324 years ago William Molyneux wrote a letter to the British philosopher John Locke that asked a question that has only recently been answered by Pawan Sinha, a professor at MIT. Molyneux wrote, “Imagine that a man blind from birth who has learned to identify objects – a sphere and a cube, for example – only through his sense of touch is suddenly able to see. The puzzle is whether he could, by his sight, and before he touch them, know which is the globe and which the cube?”
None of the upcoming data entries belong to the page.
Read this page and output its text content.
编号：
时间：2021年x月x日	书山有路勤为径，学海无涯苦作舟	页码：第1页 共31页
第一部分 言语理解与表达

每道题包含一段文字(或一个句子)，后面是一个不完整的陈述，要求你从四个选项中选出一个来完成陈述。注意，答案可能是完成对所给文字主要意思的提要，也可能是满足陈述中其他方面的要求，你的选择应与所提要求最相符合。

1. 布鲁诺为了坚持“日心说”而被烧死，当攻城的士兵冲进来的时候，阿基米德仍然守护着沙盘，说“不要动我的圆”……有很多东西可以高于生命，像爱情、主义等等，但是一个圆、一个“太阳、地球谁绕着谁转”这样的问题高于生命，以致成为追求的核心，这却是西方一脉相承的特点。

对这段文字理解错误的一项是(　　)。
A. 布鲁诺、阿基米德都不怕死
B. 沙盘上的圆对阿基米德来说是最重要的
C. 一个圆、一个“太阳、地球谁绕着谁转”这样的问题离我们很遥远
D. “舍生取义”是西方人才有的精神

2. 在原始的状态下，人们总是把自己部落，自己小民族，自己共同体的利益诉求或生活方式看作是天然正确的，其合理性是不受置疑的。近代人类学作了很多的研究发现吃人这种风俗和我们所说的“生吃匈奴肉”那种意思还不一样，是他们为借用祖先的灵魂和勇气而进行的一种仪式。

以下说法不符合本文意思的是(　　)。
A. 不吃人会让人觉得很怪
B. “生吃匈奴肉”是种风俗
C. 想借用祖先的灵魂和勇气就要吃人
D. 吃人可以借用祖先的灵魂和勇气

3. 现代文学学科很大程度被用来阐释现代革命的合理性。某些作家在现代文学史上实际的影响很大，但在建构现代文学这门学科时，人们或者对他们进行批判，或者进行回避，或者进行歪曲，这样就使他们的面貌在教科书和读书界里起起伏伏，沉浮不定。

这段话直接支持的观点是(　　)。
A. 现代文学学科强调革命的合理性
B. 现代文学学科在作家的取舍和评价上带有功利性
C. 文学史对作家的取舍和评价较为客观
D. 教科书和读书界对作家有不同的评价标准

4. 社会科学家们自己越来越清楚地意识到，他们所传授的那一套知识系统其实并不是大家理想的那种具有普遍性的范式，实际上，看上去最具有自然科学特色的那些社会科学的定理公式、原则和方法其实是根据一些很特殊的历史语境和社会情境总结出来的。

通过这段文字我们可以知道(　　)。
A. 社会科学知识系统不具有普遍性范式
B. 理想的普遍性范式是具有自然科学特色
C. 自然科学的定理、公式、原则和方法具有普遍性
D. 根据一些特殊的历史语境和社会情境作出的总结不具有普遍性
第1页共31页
The short and counter-intuitive answer is “no”. The long answer is really interesting and perhaps a bit more intuitive. The Bergson quote is really profound and if you have time I highly recommend his book Matter and Memory. Bergson argues that we must have some type of context or scaffolding upon which to understand what we are seeing. Learning is about forming and connecting this complex neural network. In fact, genius is usually seen as making leaps between seemingly unrelated contexts – things that the rest of us could not comprehend until given the proper context. For example, we all understand that mass equals energy now because it’s within our mental framework (E=MC2) but 100 years ago it wouldn’t have made any sense at all. We just were not ready to comprehend it.
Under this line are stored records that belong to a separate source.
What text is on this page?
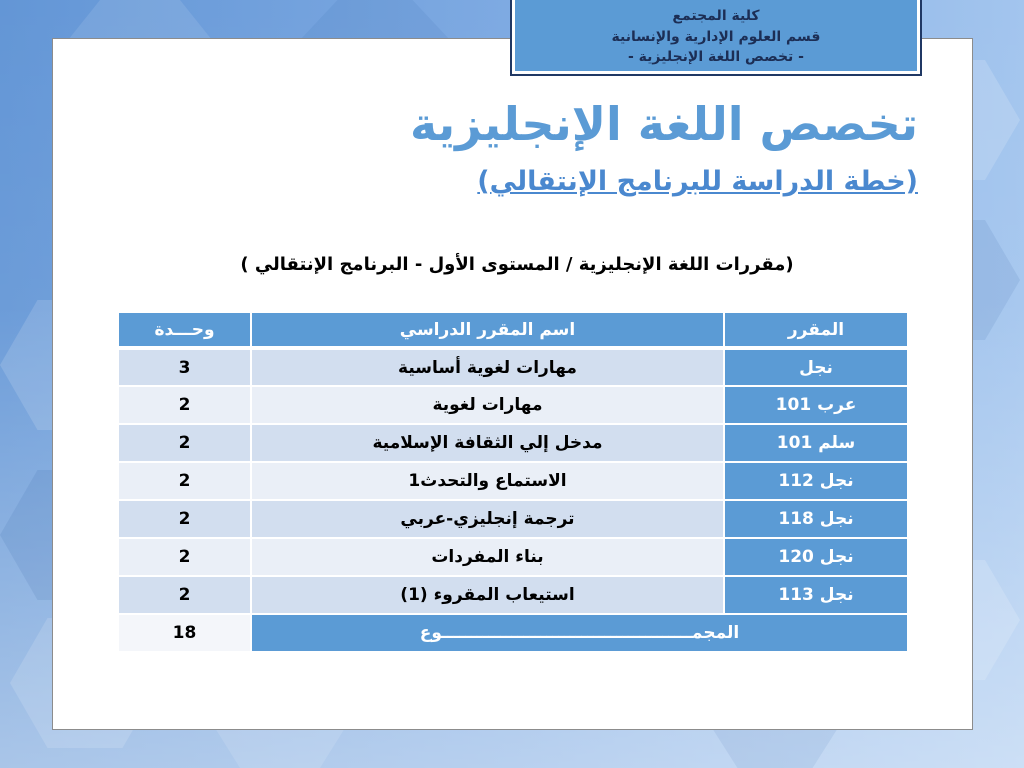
كلية المجتمع
قسم العلوم الإدارية والإنسانية
- تخصص اللغة الإنجليزية -
تخصص اللغة الإنجليزية
(خطة الدراسة للبرنامج الإنتقالي)
(مقررات اللغة الإنجليزية / المستوى الأول - البرنامج الإنتقالي )
المقرر	اسم المقرر الدراسي	وحـــدة
نجل	مهارات لغوية أساسية	3
101 عرب	مهارات لغوية	2
101 سلم	مدخل إلي الثقافة الإسلامية	2
112 نجل	الاستماع والتحدث1	2
118 نجل	ترجمة إنجليزي-عربي	2
120 نجل	بناء المفردات	2
113 نجل	استيعاب المقروء (1)	2
المجمـــــــــــــــــــــــــــــــــــــــــــوع		18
So, why would the man – just given sight – not be able to distinguish a sphere from a square? The most important reason is that the shapes are out of context. Since you cannot hear, smell, or taste a shape, you are left with only one modality: touch. If you are not blind, you’ve been connecting shape between the two modalities of touch and sight for your entire life. It’s impossible to imagine it being otherwise because you’ve made those connections for all time. It’s the same as the game where you are blindfolded and asked what food you are smelling. It’s very difficult even with very familiar things like bananas, oatmeal, and tomatoes because we require context and both vision and smell for identification.
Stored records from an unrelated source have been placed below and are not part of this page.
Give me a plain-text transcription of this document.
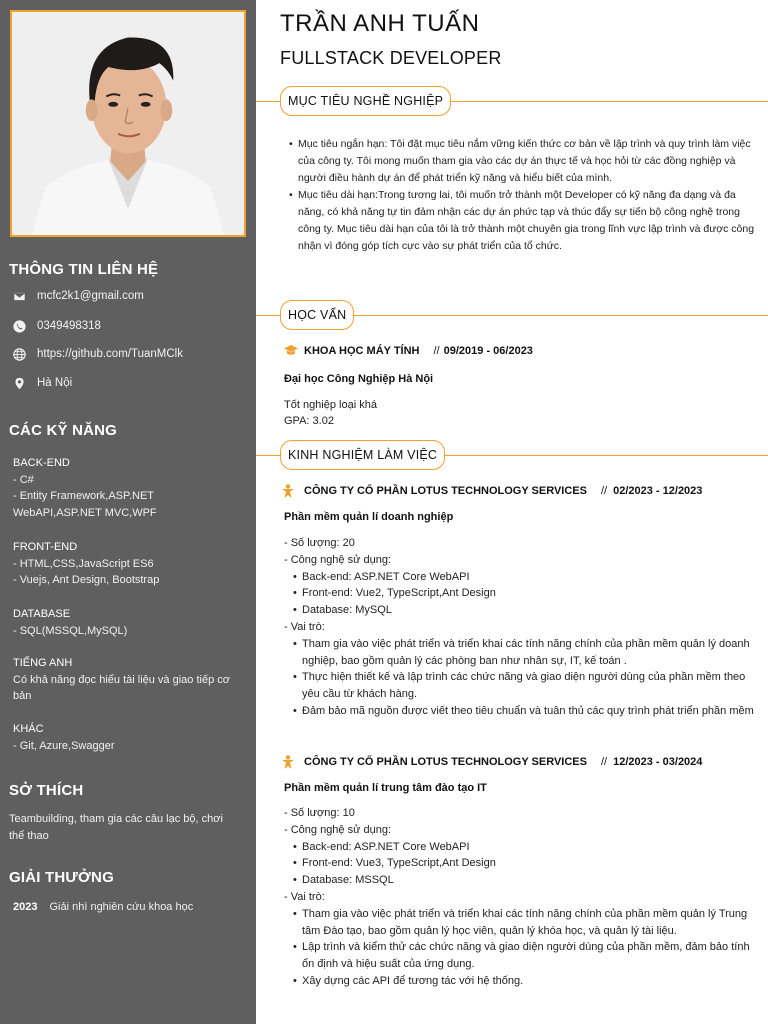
THÔNG TIN LIÊN HỆ
mcfc2k1@gmail.com
0349498318
https://github.com/TuanMClk
Hà Nội
CÁC KỸ NĂNG
BACK-END
- C#
- Entity Framework,ASP.NET WebAPI,ASP.NET MVC,WPF
FRONT-END
- HTML,CSS,JavaScript ES6
- Vuejs, Ant Design, Bootstrap
DATABASE
- SQL(MSSQL,MySQL)
TIẾNG ANH
Có khả năng đọc hiểu tài liệu và giao tiếp cơ bản
KHÁC
- Git, Azure,Swagger
SỞ THÍCH
Teambuilding, tham gia các câu lạc bộ, chơi thể thao
GIẢI THƯỞNG
2023 Giải nhì nghiên cứu khoa học
TRẦN ANH TUẤN
FULLSTACK DEVELOPER
MỤC TIÊU NGHỀ NGHIỆP
• Mục tiêu ngắn hạn: Tôi đặt mục tiêu nắm vững kiến thức cơ bản về lập trình và quy trình làm việc của công ty. Tôi mong muốn tham gia vào các dự án thực tế và học hỏi từ các đồng nghiệp và người điều hành dự án để phát triển kỹ năng và hiểu biết của mình.
• Mục tiêu dài hạn:Trong tương lai, tôi muốn trở thành một Developer có kỹ năng đa dạng và đa năng, có khả năng tự tin đảm nhận các dự án phức tạp và thúc đẩy sự tiến bộ công nghệ trong công ty. Mục tiêu dài hạn của tôi là trở thành một chuyên gia trong lĩnh vực lập trình và được công nhận vì đóng góp tích cực vào sự phát triển của tổ chức.
HỌC VẤN
KHOA HỌC MÁY TÍNH // 09/2019 - 06/2023
Đại học Công Nghiệp Hà Nội
Tốt nghiệp loại khá
GPA: 3.02
KINH NGHIỆM LÀM VIỆC
CÔNG TY CỔ PHẦN LOTUS TECHNOLOGY SERVICES // 02/2023 - 12/2023
Phần mềm quản lí doanh nghiệp
- Số lượng: 20
- Công nghệ sử dụng:
• Back-end: ASP.NET Core WebAPI
• Front-end: Vue2, TypeScript,Ant Design
• Database: MySQL
- Vai trò:
• Tham gia vào việc phát triển và triển khai các tính năng chính của phần mềm quản lý doanh nghiệp, bao gồm quản lý các phòng ban như nhân sự, IT, kế toán .
• Thực hiện thiết kế và lập trình các chức năng và giao diện người dùng của phần mềm theo yêu cầu từ khách hàng.
• Đảm bảo mã nguồn được viết theo tiêu chuẩn và tuân thủ các quy trình phát triển phần mềm
CÔNG TY CỔ PHẦN LOTUS TECHNOLOGY SERVICES // 12/2023 - 03/2024
Phần mềm quản lí trung tâm đào tạo IT
- Số lượng: 10
- Công nghệ sử dụng:
• Back-end: ASP.NET Core WebAPI
• Front-end: Vue3, TypeScript,Ant Design
• Database: MSSQL
- Vai trò:
• Tham gia vào việc phát triển và triển khai các tính năng chính của phần mềm quản lý Trung tâm Đào tạo, bao gồm quản lý học viên, quản lý khóa học, và quản lý tài liệu.
• Lập trình và kiểm thử các chức năng và giao diện người dùng của phần mềm, đảm bảo tính ổn định và hiệu suất của ứng dụng.
• Xây dựng các API để tương tác với hệ thống.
I think the older we get the more difficult it is to overcome these cognitive barriers. I’m not sure 85 year old Nana will ever understand that the photo on my iPhone is the same photo she can hold in her hand – or the concept of a mobile phone at all. I’ve noticed this with other members of my family that have been slow to adopt technology changes. The first time I showed them a newspaper on an iPad it’s as if they didn’t quite “get it”. But over time, they rewired their tactile and visual neural network to accommodate for this shift of medium. Of course, children pick this up instantly because it’s all new to them and their brains are still amazingly plastic.
One practical implication is for the designers of new technology – especially human interface hardware. As our senses become more closely melded with digital hardware, the harder it will be to undo those relationships. Teachers already complain that without Google students wouldn’t know anything. Without our phones we wouldn’t know anyone’s phone number. When these services are integrated into a contact lens or implanted into our corneas, the (e)book will have to be rewritten on how our brain processes and links up our perceptions into thoughts and sensations.
When I’m 85 and my grandson pops a contact lens in my eye and takes me back into a cherished virtual reality memory with such realism that I can taste, touch, see, smell, and hear as if I was really there again, I wonder if I will even recognize what’s going on. I’ll probably ask if he has the photo on an iPhone.